Most research aiming to understand the molecular foundations of life and disease has focused on a limited set of increasingly well-known proteins. By contrast, thousands of human proteins remain "understudied": their biological function is poorly understood and annotation of their molecular properties is scarce. This annotation inequality hinders biomedical progress because mechanistic investigations of gene–disease associations typically focus on proteins that are already well known, a phenomenon also known as the street-light effect (Kustatscher et al, Nat Methods 2022, PMID 35534633).
We have previously shown that protein covariation (coexpression) analysis is a powerful proteomics approach to link uncharacterised proteins to known cellular processes (Messner et al, Cell 2023, PMID 37080200; Kustatscher et al, Nat Biotechnol 2019, PMID 31690884). Here, we present a new covariation map of the human proteome. To assemble it, we developed a proteomics data processing pipeline that is fast, scalable, and includes appropriate FDR control for very large datasets. Based on the Fragpipe platform, this pipeline enabled us to re-process 23,000 previously published MS runs in less than two weeks. This resulted in the ProteomeHD.2 dataset, which covers the abundance changes of 16,000 proteins in response to 2,500 biological perturbations, quantified using SILAC labelling. This includes many microproteins for which proteomic evidence had so far been lacking (Kourtis et al, in preparation).

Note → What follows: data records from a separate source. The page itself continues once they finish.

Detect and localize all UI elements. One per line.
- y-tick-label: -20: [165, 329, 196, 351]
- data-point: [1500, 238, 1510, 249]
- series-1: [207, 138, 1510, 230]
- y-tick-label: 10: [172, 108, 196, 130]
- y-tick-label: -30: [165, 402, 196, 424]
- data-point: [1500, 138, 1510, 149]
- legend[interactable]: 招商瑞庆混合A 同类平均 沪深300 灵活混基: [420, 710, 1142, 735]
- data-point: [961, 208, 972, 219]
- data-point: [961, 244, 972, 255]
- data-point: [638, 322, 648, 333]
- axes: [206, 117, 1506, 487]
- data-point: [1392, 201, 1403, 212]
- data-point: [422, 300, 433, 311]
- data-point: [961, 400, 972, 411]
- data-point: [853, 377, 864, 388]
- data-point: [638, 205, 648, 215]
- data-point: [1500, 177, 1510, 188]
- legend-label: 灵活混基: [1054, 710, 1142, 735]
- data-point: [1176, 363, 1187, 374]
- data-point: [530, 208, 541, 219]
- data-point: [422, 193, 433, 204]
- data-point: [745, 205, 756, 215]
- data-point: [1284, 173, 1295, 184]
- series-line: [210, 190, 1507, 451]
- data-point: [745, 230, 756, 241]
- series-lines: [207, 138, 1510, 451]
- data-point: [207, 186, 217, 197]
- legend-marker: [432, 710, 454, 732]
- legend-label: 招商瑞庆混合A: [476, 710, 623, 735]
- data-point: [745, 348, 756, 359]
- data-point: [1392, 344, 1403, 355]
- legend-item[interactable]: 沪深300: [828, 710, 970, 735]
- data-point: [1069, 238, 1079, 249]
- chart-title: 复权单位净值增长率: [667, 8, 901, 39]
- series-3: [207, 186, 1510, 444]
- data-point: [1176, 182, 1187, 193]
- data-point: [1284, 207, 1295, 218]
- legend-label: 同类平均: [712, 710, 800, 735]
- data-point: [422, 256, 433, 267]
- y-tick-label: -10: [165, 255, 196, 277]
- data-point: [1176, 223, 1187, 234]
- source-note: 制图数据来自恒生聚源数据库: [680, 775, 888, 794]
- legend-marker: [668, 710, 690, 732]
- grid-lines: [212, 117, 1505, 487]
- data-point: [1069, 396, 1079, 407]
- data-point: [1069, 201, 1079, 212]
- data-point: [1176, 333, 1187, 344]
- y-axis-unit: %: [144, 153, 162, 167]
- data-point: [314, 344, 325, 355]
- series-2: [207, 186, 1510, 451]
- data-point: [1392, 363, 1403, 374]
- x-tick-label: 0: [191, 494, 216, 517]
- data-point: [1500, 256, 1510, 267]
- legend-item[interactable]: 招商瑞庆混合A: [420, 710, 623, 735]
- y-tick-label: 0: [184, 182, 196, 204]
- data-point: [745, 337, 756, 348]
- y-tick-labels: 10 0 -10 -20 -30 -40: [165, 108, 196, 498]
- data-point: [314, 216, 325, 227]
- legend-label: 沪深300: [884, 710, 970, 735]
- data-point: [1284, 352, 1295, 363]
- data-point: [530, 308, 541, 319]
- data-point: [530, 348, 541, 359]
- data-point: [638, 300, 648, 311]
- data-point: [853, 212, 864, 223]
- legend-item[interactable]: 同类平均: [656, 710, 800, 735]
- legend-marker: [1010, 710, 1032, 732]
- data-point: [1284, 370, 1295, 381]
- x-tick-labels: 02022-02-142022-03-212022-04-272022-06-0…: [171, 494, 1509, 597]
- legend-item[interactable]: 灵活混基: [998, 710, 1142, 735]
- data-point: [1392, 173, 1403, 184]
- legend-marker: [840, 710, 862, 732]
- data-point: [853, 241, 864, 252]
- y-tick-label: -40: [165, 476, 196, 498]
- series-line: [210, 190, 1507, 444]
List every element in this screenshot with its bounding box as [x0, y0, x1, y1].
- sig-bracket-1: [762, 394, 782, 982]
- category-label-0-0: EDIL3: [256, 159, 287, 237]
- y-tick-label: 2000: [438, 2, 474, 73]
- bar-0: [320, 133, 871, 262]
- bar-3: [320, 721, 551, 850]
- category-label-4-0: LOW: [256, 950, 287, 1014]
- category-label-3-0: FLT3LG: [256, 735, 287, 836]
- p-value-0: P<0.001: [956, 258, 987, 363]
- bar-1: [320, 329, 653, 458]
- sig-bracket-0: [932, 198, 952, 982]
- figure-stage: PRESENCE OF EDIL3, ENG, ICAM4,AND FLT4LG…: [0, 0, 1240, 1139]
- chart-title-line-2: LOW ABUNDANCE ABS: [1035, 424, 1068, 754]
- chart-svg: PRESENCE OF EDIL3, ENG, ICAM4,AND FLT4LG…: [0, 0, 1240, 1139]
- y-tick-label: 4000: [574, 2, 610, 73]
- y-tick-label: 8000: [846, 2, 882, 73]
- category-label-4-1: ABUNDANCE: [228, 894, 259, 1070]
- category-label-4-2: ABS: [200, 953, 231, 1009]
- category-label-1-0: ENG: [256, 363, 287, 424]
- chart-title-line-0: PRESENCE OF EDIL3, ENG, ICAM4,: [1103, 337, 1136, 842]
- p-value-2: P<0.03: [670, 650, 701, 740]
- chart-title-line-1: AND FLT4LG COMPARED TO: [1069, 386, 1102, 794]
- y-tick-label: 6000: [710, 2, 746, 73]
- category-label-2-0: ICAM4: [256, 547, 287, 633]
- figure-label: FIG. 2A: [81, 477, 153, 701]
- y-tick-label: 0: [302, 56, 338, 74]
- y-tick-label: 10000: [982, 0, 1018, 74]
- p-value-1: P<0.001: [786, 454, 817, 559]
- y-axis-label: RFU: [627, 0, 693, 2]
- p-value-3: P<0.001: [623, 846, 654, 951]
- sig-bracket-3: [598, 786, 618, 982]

To determine which proteins have similar covariation patterns across ProteomeHD.2, and might thus be functionally related, we developed a machine-learning-based strategy. This strategy not only considers whether two proteins have correlated expression but also incorporates additional information from the proteomics data that reflect the robustness and reliability of the underlying protein quantitations. The resulting proteome covariation map reveals functional associations for about 10,000 human proteins. We show that it captures functional associations as well as more established techniques, such as affinity-purification MS experiments, allowing us to make predictions on the potential biological functions of many previously unidentified and understudied human proteins.